Romberger earned an associate degree in theatre, and says one of the best things about BMCC “is that they force everybody to take a class in public speaking, and by the time you’re done, you’ve relaxed and you’re able to get in front of people and speak.”

He also acted in a student production of Oscar Wilde’s The Importance of Being Ernest, “which was a bonding experience and they’re friends of yours for the rest of your life,” he says.

Not only that, he says, being a theatre major benefited his work in cartooning because “a good part of the information that I’m putting into the drawings involves acting; the characters have to act convincingly.”

Before enrolling at BMCC, Romberger attended the Munson Williams Proctor Arts Institute in Utica, Upstate New York, and the School of Visual Arts in New York City.

Even so, “I felt I had a lot of holes in my education. I wanted to gain control of my own work,” he says, explaining that many cartoonists today not only illustrate, but write their own graphic novels.

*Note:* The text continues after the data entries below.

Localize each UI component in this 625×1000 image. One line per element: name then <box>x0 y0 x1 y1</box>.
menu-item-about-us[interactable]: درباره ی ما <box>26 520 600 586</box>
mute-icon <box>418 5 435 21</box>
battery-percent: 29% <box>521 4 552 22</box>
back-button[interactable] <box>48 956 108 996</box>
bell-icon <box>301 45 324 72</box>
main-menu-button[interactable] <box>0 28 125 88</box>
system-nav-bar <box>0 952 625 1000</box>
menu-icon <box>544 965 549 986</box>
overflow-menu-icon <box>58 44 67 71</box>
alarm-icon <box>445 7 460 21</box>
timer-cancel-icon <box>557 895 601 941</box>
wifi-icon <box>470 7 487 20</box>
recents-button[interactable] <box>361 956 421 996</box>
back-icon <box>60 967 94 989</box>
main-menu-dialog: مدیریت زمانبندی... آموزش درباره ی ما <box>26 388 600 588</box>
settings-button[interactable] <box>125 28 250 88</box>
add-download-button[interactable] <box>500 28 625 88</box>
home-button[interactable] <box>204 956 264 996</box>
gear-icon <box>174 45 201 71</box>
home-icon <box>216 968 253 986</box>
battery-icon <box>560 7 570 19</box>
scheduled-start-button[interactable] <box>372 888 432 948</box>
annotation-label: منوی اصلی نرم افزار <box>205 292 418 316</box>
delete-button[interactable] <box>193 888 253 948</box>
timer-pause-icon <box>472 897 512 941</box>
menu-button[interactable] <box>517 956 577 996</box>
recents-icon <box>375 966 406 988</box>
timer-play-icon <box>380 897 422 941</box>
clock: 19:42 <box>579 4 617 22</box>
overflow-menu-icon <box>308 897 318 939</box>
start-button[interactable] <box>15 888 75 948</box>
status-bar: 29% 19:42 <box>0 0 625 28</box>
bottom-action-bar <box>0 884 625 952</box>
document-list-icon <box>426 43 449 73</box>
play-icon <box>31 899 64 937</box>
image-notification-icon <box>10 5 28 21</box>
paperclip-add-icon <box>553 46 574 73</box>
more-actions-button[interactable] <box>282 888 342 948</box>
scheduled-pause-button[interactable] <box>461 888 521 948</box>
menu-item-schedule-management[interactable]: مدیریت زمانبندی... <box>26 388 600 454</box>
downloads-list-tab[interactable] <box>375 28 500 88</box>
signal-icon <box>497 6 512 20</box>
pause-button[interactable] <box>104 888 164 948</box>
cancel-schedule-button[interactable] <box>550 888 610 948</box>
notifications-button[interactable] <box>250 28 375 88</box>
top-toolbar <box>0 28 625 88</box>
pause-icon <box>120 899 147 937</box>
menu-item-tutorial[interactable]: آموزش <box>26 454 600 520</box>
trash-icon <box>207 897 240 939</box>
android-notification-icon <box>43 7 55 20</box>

“So I went for courses involving writing,” he says, “and I also took all the basic things like sociology and psychology, trying to get a well rounded group of information as a base.”

Both Romberger and Van Cook stayed on the Dean’s List during their time at BMCC, and upon graduation, received scholarships to Columbia University where Romberger earned a bachelor’s degree in fine arts, and Van Cook earned a bachelor’s in English and Comparative Literature as well as an M.A. in Modern European Studies—not to mention, a Van Rensselaer Prize for Lyric Poetry.

Today they are both at the CUNY Graduate Center, where Van Cook is earning a Ph.D. in French while Romberger is working toward a master’s degree in film studies.

Fellini, Antonioni and global warming

James Romberger also wrote the graphic novel Post York (Uncivilized Books, 2012), which he says “gestated here at BMCC, and then I refined it by the time I was at Columbia.”

Post York comes with a flexi-disc of a song written by Romberger’s and Van Cook’s son, the musician and graphics designer Crosby Romberger, and was nominated for the prestigious Eisner Award.

The book developed from the idea that “as the ice caps melt—which is what’s happening because of global climate change—the water, displaced, has to go someplace,” says Romberger.

When Hurricane Sandy hit New York City in October 2012, “Crosby comes out that morning—he lives in the East Village—and the water goes up to his neck and there goes a police car floating by,” Romberger says, adding that “I’ve drawn him as the main character floating around the city in his boat, trying to survive.”

Today his CUNY Graduate Center studies on the work of filmmakers including Federico Fellini and Michaelangelo Antonioni “filter their way into the comics,” he says, “so it’s a way of me to be able to be put all this information into a creative format.”

Meanwhile, James Romberger’s illustrated depictions of New York’s Lower East Side are in collections at the Metropolitan Museum of Art, the Museum of Modern Art, the Philadephia Museum of Art and many other galleries and museums. His essays, interviews and criticism have appeared in Publisher’s Weekly and dozens of magazines.

“Just get out there and do it.”

“Get to work” is Romberger’s advice to aspiring artists at BMCC, and Van Cook advises, “Take as many creative classes as you can, and step outside of your own medium.”

“You think you’re a poet? Take acting,” she adds. “If you’re an actor, take poetry, take creative writing, take some literature classes. Take science classes! Step across all the boundaries and you’ll really start to find different ways of looking at whatever you think you’re interested in.”

“When you’re done with your homework,” Romberger says, “go out, find your friends and start a band. It doesn’t matter if you can’t play. Who cares! Just get out there and do it. And paint a picture, too!”